In the Crusaders, the Reds will face the very measure of provincial rugby success in this part of the world. Seven Super Rugby championships, twice runners-up, and three more semi-final appearances prior to this year, the Crusaders have never finished the regular season lower than fourth in the last ten years.

They are literally the benchmark of southern hemisphere rugby.

The way they so clinically disposed of the Stormers on their home turf in Cape Town was almost scary. Jaque Fourie’s disallowed try in the 54th minute at Newlands evaporated any faint hopes of the Stormers season extending another week, and though the final score would be recorded only ten minutes later, there was never any chance the Crusaders wouldn’t be making a tenth appearance in a final in sixteen years.

If Quade Cooper was the star in Brisbane, Dan Carter wasn’t far behind him in Cape Town.
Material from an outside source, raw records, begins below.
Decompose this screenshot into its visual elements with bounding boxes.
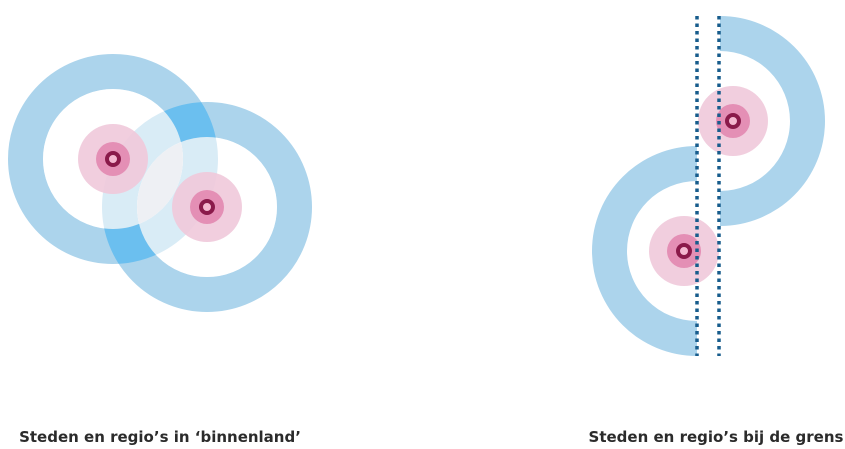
city-marker bbox=[649, 216, 719, 286]
half-ring bbox=[592, 146, 697, 356]
caption: Steden en regio’s in ‘binnenland’ bbox=[19, 428, 301, 446]
city-marker bbox=[78, 124, 148, 194]
half-ring bbox=[720, 16, 825, 226]
right-diagram bbox=[592, 16, 825, 356]
city-marker bbox=[698, 86, 768, 156]
inner-overlap bbox=[137, 137, 183, 229]
left-diagram bbox=[8, 54, 312, 312]
caption: Steden en regio’s bij de grens bbox=[589, 428, 844, 446]
city-marker bbox=[172, 172, 242, 242]
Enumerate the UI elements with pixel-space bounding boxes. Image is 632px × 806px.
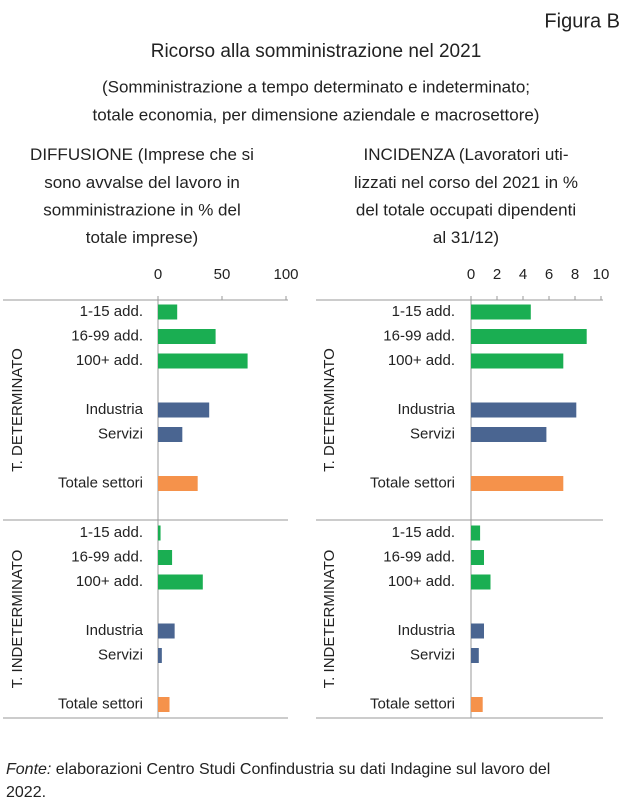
panel-title-text: (Imprese che si [133, 145, 254, 164]
figure-label: Figura B [544, 10, 620, 32]
bar [471, 648, 479, 663]
bar [471, 525, 481, 541]
subtitle: totale economia, per dimensione aziendal… [93, 105, 540, 124]
footer: 2022. [6, 784, 46, 801]
panel-title-keyword: DIFFUSIONE [30, 145, 133, 164]
panel-title: sono avvalse del lavoro in [44, 173, 240, 192]
bar [158, 648, 162, 663]
bar [158, 427, 183, 442]
chart-title: Ricorso alla somministrazione nel 2021 [151, 41, 482, 62]
x-tick-label: 50 [214, 266, 231, 283]
bar [471, 697, 483, 712]
category-label: Totale settori [370, 695, 455, 712]
bar [471, 304, 531, 320]
category-label: 16-99 add. [383, 548, 455, 565]
category-label: Industria [397, 401, 455, 418]
bar [471, 550, 484, 565]
panel-title-text: (Lavoratori uti- [454, 145, 568, 164]
x-tick-label: 4 [519, 266, 527, 283]
bar [471, 623, 484, 639]
bar [158, 550, 173, 565]
category-label: Servizi [410, 425, 455, 442]
source-label: Fonte: [6, 761, 51, 778]
footer: Fonte: elaborazioni Centro Studi Confind… [6, 761, 550, 778]
panel-title-keyword: INCIDENZA [363, 145, 455, 164]
bar [158, 353, 248, 369]
bar [158, 476, 198, 491]
subtitle: (Somministrazione a tempo determinato e … [102, 77, 530, 96]
group-label: T. INDETERMINATO [9, 550, 26, 689]
bar [158, 623, 175, 639]
category-label: Industria [397, 622, 455, 639]
x-tick-label: 10 [593, 266, 610, 283]
bar [158, 697, 170, 712]
source-text: elaborazioni Centro Studi Confindustria … [51, 761, 550, 778]
category-label: Totale settori [370, 474, 455, 491]
bar [158, 525, 161, 541]
x-tick-label: 0 [154, 266, 162, 283]
category-label: Totale settori [58, 695, 143, 712]
x-tick-label: 100 [273, 266, 298, 283]
category-label: Industria [85, 622, 143, 639]
panel-title: somministrazione in % del [43, 200, 240, 219]
x-tick-label: 2 [493, 266, 501, 283]
panel-title: lizzati nel corso del 2021 in % [354, 173, 578, 192]
category-label: Industria [85, 401, 143, 418]
x-tick-label: 0 [467, 266, 475, 283]
category-label: 1-15 add. [80, 303, 143, 320]
category-label: 16-99 add. [71, 548, 143, 565]
group-label: T. DETERMINATO [9, 348, 26, 472]
bar [158, 402, 210, 418]
category-label: 1-15 add. [392, 524, 455, 541]
category-label: 100+ add. [76, 573, 143, 590]
panel-title: totale imprese) [86, 228, 198, 247]
panel-title: del totale occupati dipendenti [356, 200, 576, 219]
bar [471, 427, 547, 442]
category-label: Servizi [410, 646, 455, 663]
x-tick-label: 8 [571, 266, 579, 283]
category-label: 100+ add. [388, 573, 455, 590]
bar [158, 304, 178, 320]
category-label: 1-15 add. [392, 303, 455, 320]
panel-title: INCIDENZA (Lavoratori uti- [363, 145, 568, 164]
panel-title: DIFFUSIONE (Imprese che si [30, 145, 254, 164]
category-label: 100+ add. [76, 352, 143, 369]
bar [471, 329, 587, 344]
bar [471, 353, 564, 369]
group-label: T. INDETERMINATO [321, 550, 338, 689]
panel-title: al 31/12) [433, 228, 499, 247]
x-tick-label: 6 [545, 266, 553, 283]
bar [471, 402, 577, 418]
category-label: Servizi [98, 425, 143, 442]
category-label: Servizi [98, 646, 143, 663]
category-label: 16-99 add. [71, 327, 143, 344]
category-label: Totale settori [58, 474, 143, 491]
category-label: 1-15 add. [80, 524, 143, 541]
bar [158, 574, 203, 590]
bar [471, 574, 491, 590]
bar [158, 329, 216, 344]
category-label: 16-99 add. [383, 327, 455, 344]
group-label: T. DETERMINATO [321, 348, 338, 472]
bar [471, 476, 564, 491]
category-label: 100+ add. [388, 352, 455, 369]
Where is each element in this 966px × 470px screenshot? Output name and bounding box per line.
Carter’s tactical kicking was excellent as usual, but it was also noticeable in the second half how he was dictating the Crusaders’ forward momentum. Not unlike a league halfback, Carter would station his runners off him at first receiver, and it nullified the Stormers midfield defence well.

And so, it all comes down to 80 minutes this Saturday night.

Super Rugby has served up some absolute belter games in 2011’s new expanded format, and it would be highly appropriate if the ‘Entertainers’ against the ‘Benchmark’ topped the lot of them. It should be a cracking final.